Abstract

The recent Chernobyl accident has increased both concerns over the safety of nuclear energy and opposition to its further development. In the event that such opposition led to a moratorium on new nuclear generation it would have a dramatic effect on European natural gas markets. Evaluating total welfare effects of such a policy would require information on the effects in such related markets. In light of these concerns this study quantifies the effects of a moratorium that would allow no new nuclear plants in a number of Western European countries after 1990. To determine the maximum effect on the gas market, it is assumed that all new planned nuclear facilities would be replaced by natural gas facilities. Since the gas market is heavily dependent on the oil market and gas transport is expensive, this moratorium is simulated using a spatial model that includes both gas and oil. In this model econometric estimates of oil and gas demand are combined with supply scenarios and oil and gas transport costs for 13 European demand regions, seven world supply regions for oil, and four supply regions for gas to Western Europe. This two-commodity spatial model is solved by reactive programming to forecast trade flows of oil and gas, prices at both supply and demand nodes for 2000 both with and without a moratorium.

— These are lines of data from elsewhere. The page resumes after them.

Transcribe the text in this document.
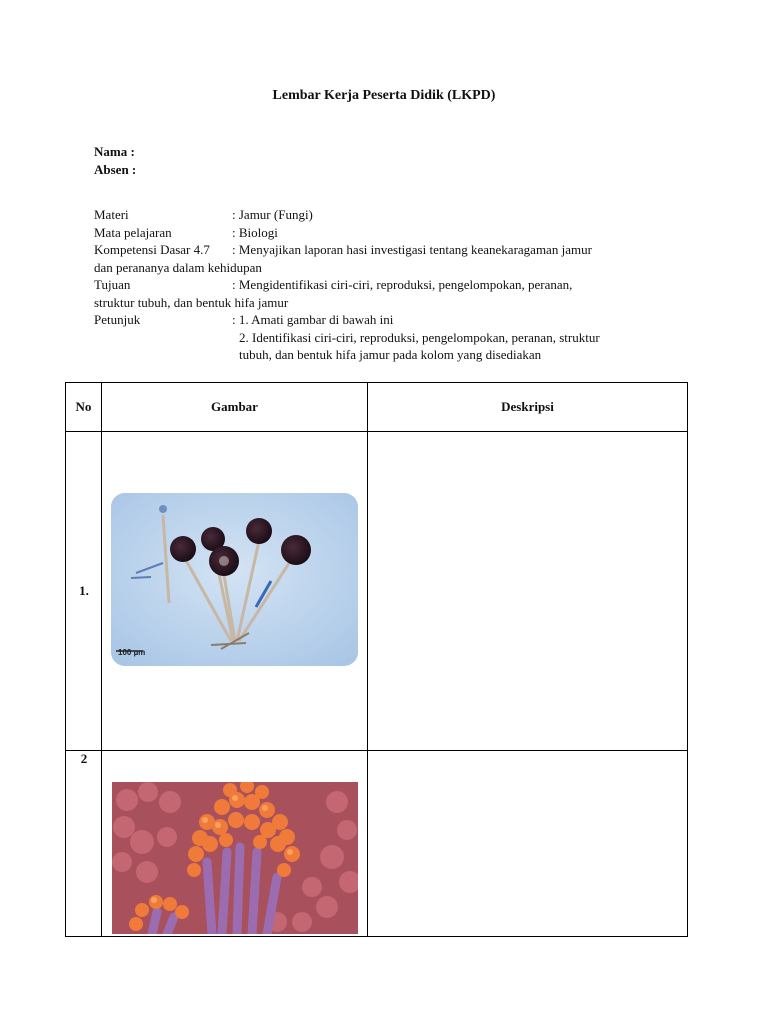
Lembar Kerja Peserta Didik (LKPD)
Nama :
Absen :
Materi	: Jamur (Fungi)
Mata pelajaran	: Biologi
Kompetensi Dasar 4.7 : Menyajikan laporan hasi investigasi tentang keanekaragaman jamur
dan perananya dalam kehidupan
Tujuan	: Mengidentifikasi ciri-ciri, reproduksi, pengelompokan, peranan,
struktur tubuh, dan bentuk hifa jamur
Petunjuk	: 1. Amati gambar di bawah ini
2. Identifikasi ciri-ciri, reproduksi, pengelompokan, peranan, struktur
tubuh, dan bentuk hifa jamur pada kolom yang disediakan
No	Gambar	Deskripsi
1.
2
100 µm
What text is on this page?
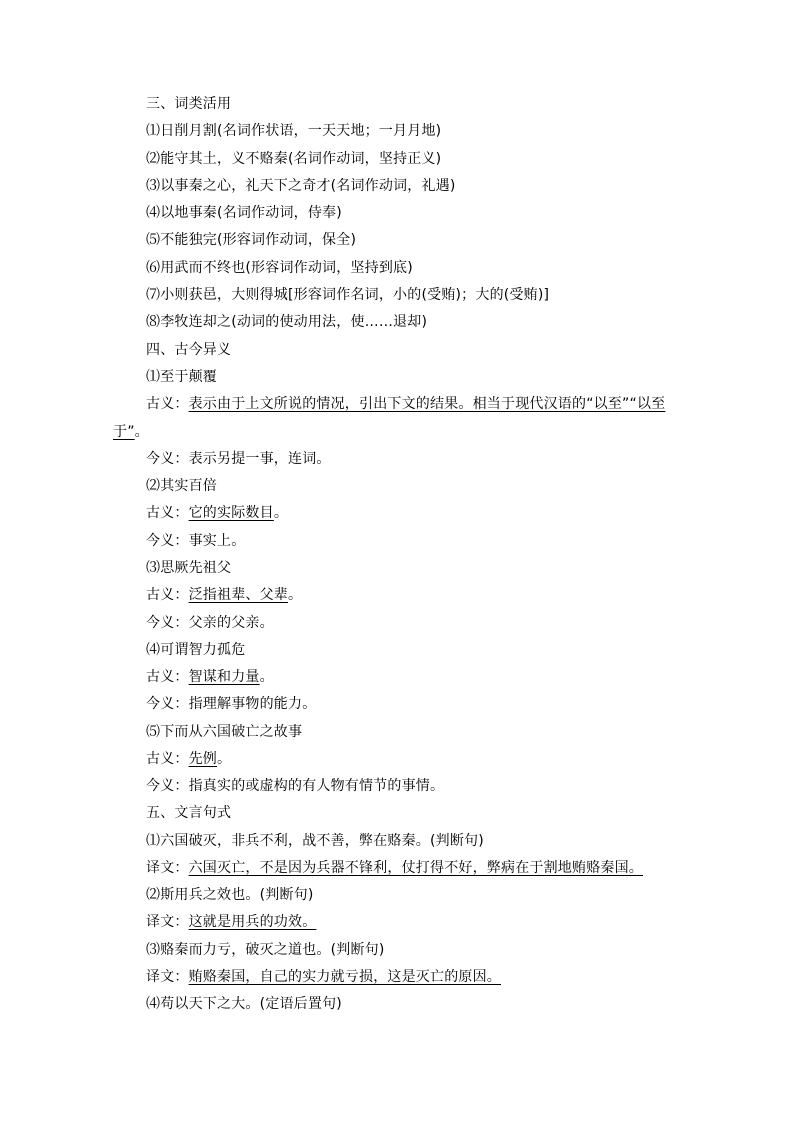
三、词类活用
⑴日削月割(名词作状语，一天天地；一月月地)
⑵能守其土，义不赂秦(名词作动词，坚持正义)
⑶以事秦之心，礼天下之奇才(名词作动词，礼遇)
⑷以地事秦(名词作动词，侍奉)
⑸不能独完(形容词作动词，保全)
⑹用武而不终也(形容词作动词，坚持到底)
⑺小则获邑，大则得城[形容词作名词，小的(受贿)；大的(受贿)]
⑻李牧连却之(动词的使动用法，使……退却)
四、古今异义
⑴至于颠覆
古义：表示由于上文所说的情况，引出下文的结果。相当于现代汉语的“以至”“以至
于”。
今义：表示另提一事，连词。
⑵其实百倍
古义：它的实际数目。
今义：事实上。
⑶思厥先祖父
古义：泛指祖辈、父辈。
今义：父亲的父亲。
⑷可谓智力孤危
古义：智谋和力量。
今义：指理解事物的能力。
⑸下而从六国破亡之故事
古义：先例。
今义：指真实的或虚构的有人物有情节的事情。
五、文言句式
⑴六国破灭，非兵不利，战不善，弊在赂秦。(判断句)
译文：六国灭亡，不是因为兵器不锋利，仗打得不好，弊病在于割地贿赂秦国。
⑵斯用兵之效也。(判断句)
译文：这就是用兵的功效。
⑶赂秦而力亏，破灭之道也。(判断句)
译文：贿赂秦国，自己的实力就亏损，这是灭亡的原因。
⑷苟以天下之大。(定语后置句)
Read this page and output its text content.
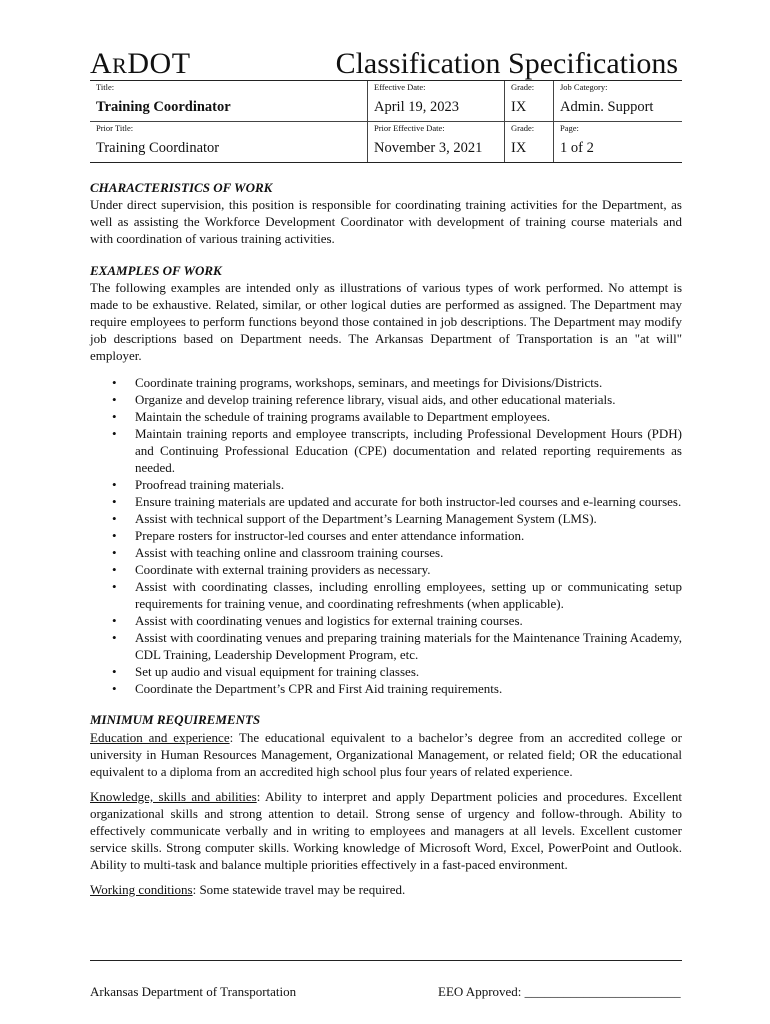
ARDOT	Classification Specifications
Title:	Effective Date:	Grade:	Job Category:
Training Coordinator	April 19, 2023	IX	Admin. Support
Prior Title:	Prior Effective Date:	Grade:	Page:
Training Coordinator	November 3, 2021	IX	1 of 2
CHARACTERISTICS OF WORK

Under direct supervision, this position is responsible for coordinating training activities for the Department, as well as assisting the Workforce Development Coordinator with development of training course materials and with coordination of various training activities.

EXAMPLES OF WORK

The following examples are intended only as illustrations of various types of work performed. No attempt is made to be exhaustive. Related, similar, or other logical duties are performed as assigned. The Department may require employees to perform functions beyond those contained in job descriptions. The Department may modify job descriptions based on Department needs. The Arkansas Department of Transportation is an "at will" employer.

• Coordinate training programs, workshops, seminars, and meetings for Divisions/Districts.
• Organize and develop training reference library, visual aids, and other educational materials.
• Maintain the schedule of training programs available to Department employees.
• Maintain training reports and employee transcripts, including Professional Development Hours (PDH) and Continuing Professional Education (CPE) documentation and related reporting requirements as needed.
• Proofread training materials.
• Ensure training materials are updated and accurate for both instructor-led courses and e-learning courses.
• Assist with technical support of the Department’s Learning Management System (LMS).
• Prepare rosters for instructor-led courses and enter attendance information.
• Assist with teaching online and classroom training courses.
• Coordinate with external training providers as necessary.
• Assist with coordinating classes, including enrolling employees, setting up or communicating setup requirements for training venue, and coordinating refreshments (when applicable).
• Assist with coordinating venues and logistics for external training courses.
• Assist with coordinating venues and preparing training materials for the Maintenance Training Academy, CDL Training, Leadership Development Program, etc.
• Set up audio and visual equipment for training classes.
• Coordinate the Department’s CPR and First Aid training requirements.
MINIMUM REQUIREMENTS

Education and experience: The educational equivalent to a bachelor’s degree from an accredited college or university in Human Resources Management, Organizational Management, or related field; OR the educational equivalent to a diploma from an accredited high school plus four years of related experience.

Knowledge, skills and abilities: Ability to interpret and apply Department policies and procedures. Excellent organizational skills and strong attention to detail. Strong sense of urgency and follow-through. Ability to effectively communicate verbally and in writing to employees and managers at all levels. Excellent customer service skills. Strong computer skills. Working knowledge of Microsoft Word, Excel, PowerPoint and Outlook. Ability to multi-task and balance multiple priorities effectively in a fast-paced environment.

Working conditions: Some statewide travel may be required.

Arkansas Department of Transportation	EEO Approved: ________________________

The most probable gas price increase from a moratorium was found to be in the range of $25–50/m 3 × 10 3. It caused a significant reallocation of natural gas with higher oil prices, higher income elasticities, and more variance across elasticities tending to increase the amount of gas reallocated. Aggregate annual net consumer welfare gains for the countries modelled from a moratorium were $1.1 billion for the oil market and $912 million for the gas market. Given very different patterns of nuclear development across the countries modelled, spatial modelling finds quite different welfare effects of a moratorium than a similar aggregate model.